Como si el horror necesitara confirmación de las autoridades para existir. Como si los objetos —un zapato, una camiseta, objetos personales— no hablaran ya por sí mismos del cuerpo ausente. Como si los muertos tuvieran que revivir para que se les crea, que vivieron cosas horribles.
Esos zapatos fueron reconocidos por madres y familiares que no han parado de buscar a sus seres queridos. Los objetos encontrados y fotografiados no solo eran pruebas, eran gritos, que escuchamos los que vimos esas imágenes. Y lo único que se ofreció fue cuestionar su veracidad. Las autoridades se enredaron en tecnicismos. Quisieron “calmar” o confundir, cuando lo único que deberían provocar es furia.
Pero el problema no es solo la frase del presidente del Senado. El problema es que, desde el poder, incluso la compasión, la empatía, se vuelve opcional.



El poder como forma de absorción
Michel Foucault escribió que el poder no se conquista: se habita. No está en un cargo o una persona, sino en la forma en que las instituciones controlan, ordenan y silencian. Por eso, quien entra al sistema sin transformarlo, termina funcionando dentro de él, según sus reglas.
Y cuando el nuevo gobierno hereda las viejas estructuras, no las rompe: las aprende. Las opera. Las necesita. El Ejército, las fiscalías, los archivos, los pactos de silencio… siguen donde estaban. Sólo cambia la narrativa.
¿Y si ni siquiera la inmolación basta?
Hay quien cree que la coherencia absoluta puede salvarnos. Que resistir hasta el final garantiza la victoria moral. Salvador Allende lo entendió en carne propia. El 11 de septiembre de 1973, mientras los tanques rodeaban La Moneda, pudo escapar. Se le ofreció asilo, salida, diplomacia. Pero eligió quedarse. Eligió morir con la Constitución en una mano y una metralleta en la otra. Prefirió la muerte a jugar las reglas del poder que quiso combatir.
Ernesto “Che” Guevara también tuvo la opción de acomodarse. Pudo quedarse en Cuba, como ministro, pleitesías, honores. Pero renunció a todo. Dejó el poder institucional, rompió con la comodidad revolucionaria… y se fue a morir a Bolivia, solo, aislado, sin garantías. El Che no se equivocó de montaña: sabía que su muerte era más coherente que su permanencia.
Ambos eligieron no adaptarse. No pactar. No fingir que se puede transformar el sistema sin quebrarlo. Eligieron la derrota antes que la victoria incongruente.
Porque el poder, como sistema, no se conmueve ni con mártires. Los vacíos que dejan se llenan rápido. Y el ciclo sigue.

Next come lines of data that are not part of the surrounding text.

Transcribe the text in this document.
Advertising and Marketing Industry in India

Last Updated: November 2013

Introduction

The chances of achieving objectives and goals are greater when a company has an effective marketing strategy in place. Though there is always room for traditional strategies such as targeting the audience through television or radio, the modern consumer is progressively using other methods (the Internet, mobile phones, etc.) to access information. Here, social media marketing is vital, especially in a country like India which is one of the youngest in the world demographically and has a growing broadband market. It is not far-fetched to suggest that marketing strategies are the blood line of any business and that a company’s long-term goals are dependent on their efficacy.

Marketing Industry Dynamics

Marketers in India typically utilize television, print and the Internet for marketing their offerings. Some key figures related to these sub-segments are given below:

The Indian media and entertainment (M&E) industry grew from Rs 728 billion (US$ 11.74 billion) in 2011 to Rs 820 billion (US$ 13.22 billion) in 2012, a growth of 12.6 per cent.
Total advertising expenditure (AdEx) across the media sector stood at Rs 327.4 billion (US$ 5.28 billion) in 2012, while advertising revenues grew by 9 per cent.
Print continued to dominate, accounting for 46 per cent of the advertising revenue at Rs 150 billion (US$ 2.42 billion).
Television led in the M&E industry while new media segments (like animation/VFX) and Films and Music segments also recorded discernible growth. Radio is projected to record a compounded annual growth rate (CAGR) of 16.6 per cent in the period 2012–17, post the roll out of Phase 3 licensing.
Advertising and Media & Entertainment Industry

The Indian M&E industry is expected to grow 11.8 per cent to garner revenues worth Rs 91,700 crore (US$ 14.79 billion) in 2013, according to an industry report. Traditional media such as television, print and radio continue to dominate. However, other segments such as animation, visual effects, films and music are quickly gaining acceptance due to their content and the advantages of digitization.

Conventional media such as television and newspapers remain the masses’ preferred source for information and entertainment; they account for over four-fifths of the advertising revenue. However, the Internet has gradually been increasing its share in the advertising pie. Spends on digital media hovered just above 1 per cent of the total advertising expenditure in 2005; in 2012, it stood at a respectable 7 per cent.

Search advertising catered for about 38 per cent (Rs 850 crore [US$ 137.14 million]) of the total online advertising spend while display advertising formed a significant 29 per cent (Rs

¿Qué queda cuando ya no quedan promesas?
Hoy, los desaparecidos son más que nunca, los expedientes perdidos, las respuestas confusas. La desesperanza crece cuando ni siquiera quienes traían las banderas de la justicia logran mantenerse firmes ante el poder que prometieron transformar.
Entonces, no se trata de esperar a un nuevo redentor. Tal vez el reto no es quién sube, sino qué tan profundo estamos dispuestos a desmontar lo que está mal armado.
Porque mientras sigamos esperando que alguien “desde arriba” nos salve, el ciclo continuará: los activistas se convertirán en funcionarios, los ideales en discursos olvidados, en retórica, y las víctimas en cifras que ya no nos sorprenden.
Y eso sí que da miedo: cuando ni siquiera el horror es suficiente para cambiar nada.